# Forum Home Renovation General Odds & Sods  Western Cedar Cladding - high maintenance?

## matusik

Hi, I am completely new to this forum and really hoping to get some of your help  :Smilie: . I don't understand much of the building  :Cry:  so I need as many opinions as possible. We are going to renovate and on one of the external walls I would like to put Western Cedar Cladding (stained one). It is quite expensive oppose to a Weatherboard but I like that timber structure. It's claimed that Western Cedar Timber doesn't need much maintenance but I've heard few people saying it does. Do you have to treat it somehow? How offen? Anyone has experience with this, what should I be aware of and any other suggestions??? Thank you, appreciate your replies. :brava:

----------


## Bloss

> It's claimed that Western Cedar Timber doesn't need much maintenance but I've heard few people saying it does. Do you have to treat it somehow? How offen? Anyone has experience with this, what should I be aware of and any other suggestions??? Thank you, appreciate your replies.

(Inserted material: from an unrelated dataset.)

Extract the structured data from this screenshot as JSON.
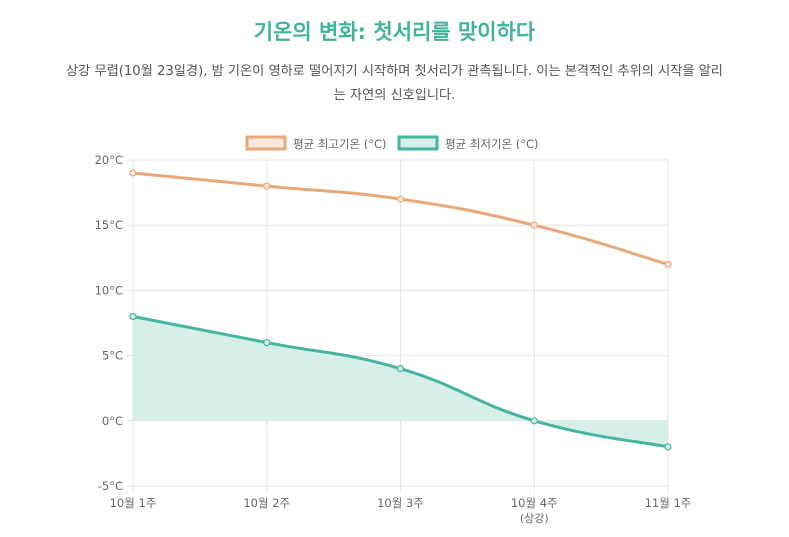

  No simple answer to these questions. At one level you can have a no maintenance external WR cedar panels - leave it untreated and it will turns a pleasant silver grey - and last in Australia around a 100 years or more - longer than most houses stay in use. That is a common approach in North America and Europe (and with other timbers too). But that is not common in Oz. 
I have WR cedar all around my house as panels under and above window openings - some quite large areas. They have been in place more than 18 years and all have been re- coated twice now (I did one lot just last year) - the North facing sections get re-coated about every 5 years. 
I use the Sikkens system as I have done so in buildings for more than 35 years and IMO it is the only one that allows a decent interval between re-coats and looks good until re-coat time. For info see here: http://www.tenaru.com.au/ 
Like all external finishes the Sikkens needs to be watched and re-coated before the surface starts to break down - then usually needing a clean and a light sand. Let t go too far and with all coatings you'll need to take it back to bare wood. 
As I mentioned the life of any coating will depend not only on the coating properties, but mostly on exposure - to UV especially ie: direct sunlight, and  to weather generally. 
WR Cedar and Sikkens might seem 'expensive', but the real issue is not cost, but value and I reckon the look is great and the value is there too. I have to say I am skeptical of claims that any paint will last more than 7-8 years on a North facing exposed wall so I reckon 5-6 for the Sikkens on WR cedar is OK.

----------